Although experimentally valid, a clear limitation of our study is in the choice of cell lines modeled, neither of which are mesothelioma-derived, although we have no reason to believe that the basic mechanism of action of any of these genes will differ dramatically among different tumor cell lines, although the strength of effect may. WI38 cells are normal, human, lung-derived fibroblasts. A549 cells are derived from an alveolar (lung) tumor. Several issues governed the choice of these cell lines. MPM tumor cells are not easily amenable to high-throughput assay conditions which we used to rapidly screen a set of four genes to determine which, if any, deserved further analysis in a traditional ("low throughput") one gene/one assay/one cell line experimental design. A549 cells, unlike mesothelioma tumor cell lines, are relatively easy to transfect and are more appropriate for use in a high-throughput assay. Also, there are no established (normal) pleural mesothelial cell lines available to use as a control. The general lack of knowledge surrounding the precise function of the four mesothelioma prognostic genes (ARHGDIA, COBLL1, PKM2, TM4SF1) indicated the importance of examining a normal cell line and WI38, while not ideal, was chosen because it is of similar embryonic origin (i.e., mesoderm) to mesothelial cells lining the thoracic pleura. Finally, despite these limitations, we assert these studies as described are still useful in that they add to the body of knowledge for a set of relatively understudied genes.

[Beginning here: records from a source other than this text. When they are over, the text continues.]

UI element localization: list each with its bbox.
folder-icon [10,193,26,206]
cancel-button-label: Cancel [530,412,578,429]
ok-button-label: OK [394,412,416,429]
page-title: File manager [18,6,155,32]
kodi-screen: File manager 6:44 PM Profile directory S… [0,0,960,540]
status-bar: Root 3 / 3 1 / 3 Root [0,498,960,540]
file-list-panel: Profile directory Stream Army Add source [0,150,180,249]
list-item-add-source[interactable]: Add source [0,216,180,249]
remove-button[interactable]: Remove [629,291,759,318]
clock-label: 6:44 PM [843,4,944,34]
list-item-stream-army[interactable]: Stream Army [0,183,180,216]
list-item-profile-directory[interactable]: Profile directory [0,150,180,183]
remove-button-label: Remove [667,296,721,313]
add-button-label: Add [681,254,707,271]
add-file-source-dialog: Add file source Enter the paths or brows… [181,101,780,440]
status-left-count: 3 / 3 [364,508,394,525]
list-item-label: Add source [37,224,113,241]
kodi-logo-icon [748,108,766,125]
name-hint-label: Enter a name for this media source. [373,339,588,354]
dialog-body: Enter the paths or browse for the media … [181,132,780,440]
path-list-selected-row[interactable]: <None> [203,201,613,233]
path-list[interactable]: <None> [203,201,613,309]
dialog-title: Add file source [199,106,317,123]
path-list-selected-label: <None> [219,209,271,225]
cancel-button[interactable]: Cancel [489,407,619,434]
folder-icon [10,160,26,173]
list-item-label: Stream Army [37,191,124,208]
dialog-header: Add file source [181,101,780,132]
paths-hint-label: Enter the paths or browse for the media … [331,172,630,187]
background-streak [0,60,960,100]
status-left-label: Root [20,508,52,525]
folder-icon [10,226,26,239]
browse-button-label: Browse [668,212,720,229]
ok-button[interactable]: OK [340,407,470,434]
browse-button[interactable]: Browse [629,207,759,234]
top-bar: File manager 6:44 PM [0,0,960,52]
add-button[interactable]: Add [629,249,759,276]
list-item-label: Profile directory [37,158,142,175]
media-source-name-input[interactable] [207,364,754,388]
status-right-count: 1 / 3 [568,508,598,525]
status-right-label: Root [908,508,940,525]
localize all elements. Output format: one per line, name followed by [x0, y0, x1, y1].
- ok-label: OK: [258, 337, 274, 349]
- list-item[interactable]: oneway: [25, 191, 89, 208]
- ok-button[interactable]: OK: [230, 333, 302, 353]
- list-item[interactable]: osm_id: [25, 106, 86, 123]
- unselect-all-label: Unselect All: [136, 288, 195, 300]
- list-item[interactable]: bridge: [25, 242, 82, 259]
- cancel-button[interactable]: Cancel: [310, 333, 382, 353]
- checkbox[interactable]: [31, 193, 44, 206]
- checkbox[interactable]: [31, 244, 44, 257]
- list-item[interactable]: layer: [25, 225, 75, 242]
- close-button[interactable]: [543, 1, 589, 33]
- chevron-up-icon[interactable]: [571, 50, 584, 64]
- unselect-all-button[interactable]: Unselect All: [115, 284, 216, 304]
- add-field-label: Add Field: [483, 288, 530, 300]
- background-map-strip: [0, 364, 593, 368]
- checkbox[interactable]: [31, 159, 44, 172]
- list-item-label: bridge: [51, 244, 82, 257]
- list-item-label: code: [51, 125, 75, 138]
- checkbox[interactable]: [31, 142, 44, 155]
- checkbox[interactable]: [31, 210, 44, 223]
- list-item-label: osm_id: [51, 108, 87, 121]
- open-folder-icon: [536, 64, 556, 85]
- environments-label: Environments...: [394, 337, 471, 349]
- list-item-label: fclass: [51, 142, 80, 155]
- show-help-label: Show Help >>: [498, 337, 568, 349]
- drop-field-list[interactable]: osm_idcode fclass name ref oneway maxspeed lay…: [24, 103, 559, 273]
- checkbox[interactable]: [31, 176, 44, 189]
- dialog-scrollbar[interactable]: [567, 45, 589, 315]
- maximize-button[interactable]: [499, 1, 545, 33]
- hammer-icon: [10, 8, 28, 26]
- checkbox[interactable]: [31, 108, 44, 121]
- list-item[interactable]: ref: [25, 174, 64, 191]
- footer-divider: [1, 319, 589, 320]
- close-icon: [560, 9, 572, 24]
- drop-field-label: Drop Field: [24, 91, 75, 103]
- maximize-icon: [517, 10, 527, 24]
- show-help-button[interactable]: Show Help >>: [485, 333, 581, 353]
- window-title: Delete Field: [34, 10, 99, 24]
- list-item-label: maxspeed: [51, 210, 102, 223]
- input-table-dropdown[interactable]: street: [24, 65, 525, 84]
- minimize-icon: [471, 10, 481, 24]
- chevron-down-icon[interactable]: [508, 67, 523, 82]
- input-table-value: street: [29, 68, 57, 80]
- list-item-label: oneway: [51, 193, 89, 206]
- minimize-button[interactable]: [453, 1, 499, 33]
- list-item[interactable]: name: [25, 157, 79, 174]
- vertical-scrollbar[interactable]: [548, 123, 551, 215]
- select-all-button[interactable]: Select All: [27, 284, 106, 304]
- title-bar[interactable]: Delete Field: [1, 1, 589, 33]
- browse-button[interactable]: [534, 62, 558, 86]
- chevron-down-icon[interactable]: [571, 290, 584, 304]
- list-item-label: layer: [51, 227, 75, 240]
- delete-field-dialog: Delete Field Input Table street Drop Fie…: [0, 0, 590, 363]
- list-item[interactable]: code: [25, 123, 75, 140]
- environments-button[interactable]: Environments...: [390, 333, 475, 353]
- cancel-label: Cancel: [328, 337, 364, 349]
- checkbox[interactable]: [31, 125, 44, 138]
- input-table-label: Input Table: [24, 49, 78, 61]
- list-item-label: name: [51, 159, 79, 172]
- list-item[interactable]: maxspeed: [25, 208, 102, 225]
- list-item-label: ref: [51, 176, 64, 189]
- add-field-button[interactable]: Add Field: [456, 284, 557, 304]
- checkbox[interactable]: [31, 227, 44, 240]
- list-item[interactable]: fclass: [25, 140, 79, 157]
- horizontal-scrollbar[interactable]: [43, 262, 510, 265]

Surgical resection for MPM has been reported to improve survival in a subset of patients identified who can be identified pre-operatively using proposed pathological and molecule criteria[20–22]. Our results are consistent with previous data that anti-apoptotic genes are activated in MPM resulting in chemotherapy resistance and tumor cell survival[42, 43]. For example, the fact that two of the genes (TM4SF1, COBLL1) are molecular markers for relatively good prognosis patients while the other one gene (ARHGDIA) is a molecular marker for relatively poor prognosis patients suggest that therapies could be tailored and tested in a rational manner to target specific pathways activated in different mesothelioma subsets.